O Ministério Público junto ao Tribunal de Contas da União (MPTCU) acionou o TCU para acompanhar indícios relacionados à captação de recursos para a produção. A apuração parte de pedidos formulados por deputados e de informações compiladas pela imprensa.
Envolvidos e movimentações
De acordo com representantes, emendas teriam sido enviadas por deputados para o Instituto Conhecer Brasil e para a Academia Nacional de Cultura, entidades ligadas à produtora Go Up Entertainment, responsável pelas gravações. Emendas ocorreram em 2024 e 2025, com vinculações a recursos públicos.

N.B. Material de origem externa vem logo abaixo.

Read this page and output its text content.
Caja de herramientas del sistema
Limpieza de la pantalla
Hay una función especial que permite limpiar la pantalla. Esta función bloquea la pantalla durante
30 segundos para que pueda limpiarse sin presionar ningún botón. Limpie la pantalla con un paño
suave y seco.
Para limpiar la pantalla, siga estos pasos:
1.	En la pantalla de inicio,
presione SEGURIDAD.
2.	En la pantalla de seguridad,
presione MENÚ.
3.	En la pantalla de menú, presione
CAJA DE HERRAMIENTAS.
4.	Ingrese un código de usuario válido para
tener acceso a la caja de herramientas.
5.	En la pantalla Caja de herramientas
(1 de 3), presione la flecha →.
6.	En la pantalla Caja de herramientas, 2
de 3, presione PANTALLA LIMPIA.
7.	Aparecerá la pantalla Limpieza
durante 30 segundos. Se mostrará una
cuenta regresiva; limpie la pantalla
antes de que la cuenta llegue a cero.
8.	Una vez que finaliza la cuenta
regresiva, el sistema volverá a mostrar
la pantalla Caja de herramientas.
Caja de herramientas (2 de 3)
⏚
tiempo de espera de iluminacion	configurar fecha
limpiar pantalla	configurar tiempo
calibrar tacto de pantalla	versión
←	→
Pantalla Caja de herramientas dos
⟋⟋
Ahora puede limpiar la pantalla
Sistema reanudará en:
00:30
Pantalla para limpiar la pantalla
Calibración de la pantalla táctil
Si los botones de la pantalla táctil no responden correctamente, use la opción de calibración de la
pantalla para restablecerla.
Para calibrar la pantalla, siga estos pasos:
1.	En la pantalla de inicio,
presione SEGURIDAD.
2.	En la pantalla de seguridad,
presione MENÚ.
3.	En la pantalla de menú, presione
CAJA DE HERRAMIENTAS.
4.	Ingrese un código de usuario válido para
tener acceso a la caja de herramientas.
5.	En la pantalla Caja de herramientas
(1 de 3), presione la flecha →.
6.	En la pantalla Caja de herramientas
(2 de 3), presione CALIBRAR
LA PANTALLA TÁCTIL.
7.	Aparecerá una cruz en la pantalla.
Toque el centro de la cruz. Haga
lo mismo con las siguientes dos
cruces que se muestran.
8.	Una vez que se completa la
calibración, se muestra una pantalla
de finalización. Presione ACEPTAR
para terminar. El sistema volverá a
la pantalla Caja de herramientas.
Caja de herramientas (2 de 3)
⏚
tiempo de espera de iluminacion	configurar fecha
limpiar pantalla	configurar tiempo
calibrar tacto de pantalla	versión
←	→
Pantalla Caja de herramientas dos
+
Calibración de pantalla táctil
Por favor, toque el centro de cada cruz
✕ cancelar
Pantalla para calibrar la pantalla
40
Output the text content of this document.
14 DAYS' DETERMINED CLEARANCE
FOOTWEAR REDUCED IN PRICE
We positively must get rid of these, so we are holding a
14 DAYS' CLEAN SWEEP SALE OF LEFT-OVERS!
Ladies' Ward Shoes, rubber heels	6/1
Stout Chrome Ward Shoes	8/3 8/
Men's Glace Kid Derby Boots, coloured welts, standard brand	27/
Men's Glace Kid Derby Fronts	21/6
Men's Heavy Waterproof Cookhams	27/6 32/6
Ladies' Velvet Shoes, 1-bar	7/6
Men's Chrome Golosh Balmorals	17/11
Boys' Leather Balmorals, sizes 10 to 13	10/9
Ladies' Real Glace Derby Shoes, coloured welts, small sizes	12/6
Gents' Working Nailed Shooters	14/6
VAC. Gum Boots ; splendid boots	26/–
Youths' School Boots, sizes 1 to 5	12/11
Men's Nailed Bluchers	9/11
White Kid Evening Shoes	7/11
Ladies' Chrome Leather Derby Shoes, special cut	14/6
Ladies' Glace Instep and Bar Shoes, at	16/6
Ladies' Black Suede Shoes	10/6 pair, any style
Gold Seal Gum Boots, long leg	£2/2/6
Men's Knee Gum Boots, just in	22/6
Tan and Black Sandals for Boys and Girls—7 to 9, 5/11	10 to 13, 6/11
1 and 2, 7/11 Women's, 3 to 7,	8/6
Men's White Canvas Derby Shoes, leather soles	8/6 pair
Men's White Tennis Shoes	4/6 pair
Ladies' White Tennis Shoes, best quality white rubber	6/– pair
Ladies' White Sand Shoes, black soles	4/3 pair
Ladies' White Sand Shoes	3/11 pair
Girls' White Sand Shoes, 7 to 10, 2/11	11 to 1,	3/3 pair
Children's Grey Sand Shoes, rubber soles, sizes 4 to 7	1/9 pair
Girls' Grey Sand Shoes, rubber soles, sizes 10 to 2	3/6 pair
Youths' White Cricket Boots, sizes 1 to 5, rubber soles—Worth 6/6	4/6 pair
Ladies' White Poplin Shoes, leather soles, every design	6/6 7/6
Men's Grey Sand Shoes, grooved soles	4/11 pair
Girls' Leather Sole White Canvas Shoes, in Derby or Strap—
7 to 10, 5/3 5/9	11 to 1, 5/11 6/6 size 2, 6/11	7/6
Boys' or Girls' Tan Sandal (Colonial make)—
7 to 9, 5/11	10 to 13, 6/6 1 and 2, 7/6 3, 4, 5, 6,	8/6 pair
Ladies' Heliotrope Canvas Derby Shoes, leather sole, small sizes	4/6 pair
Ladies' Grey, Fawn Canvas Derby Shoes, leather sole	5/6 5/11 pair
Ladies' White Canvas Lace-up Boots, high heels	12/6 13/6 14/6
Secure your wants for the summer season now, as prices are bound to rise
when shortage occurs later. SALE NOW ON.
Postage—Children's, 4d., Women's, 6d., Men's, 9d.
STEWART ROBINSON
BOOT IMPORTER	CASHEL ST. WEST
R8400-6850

Paralelamente, o STF já notificou a Câmara para esclarecimentos sobre o envio de emendas. Parlamentares negam repasse direto para a produtora, e autoridades trabalham para rastrear a origem dos recursos e a relação com eventuais incentivos fiscais.
Contexto financeiro e desdobramentos
No bojo da investigação, o MPTCU destaca diálogos entre Flávio Bolsonaro e o empresário Daniel Vorcaro, dono do Banco Master, sobre financiamento do filme. A depender do andamento, o caso pode ampliar questionamentos sobre instrumentalização de recursos públicos para iniciativas privadas.
O relatório aponta ainda interligações com o Banco de Brasília (BRB) e cita que o Master recebeu aportes significativos originados de ativos públicos. A representação solicita ao TCU apurações sobre a origem dos recursos e a eventual participação de emendas, convênios ou contratos na produção audiovisual.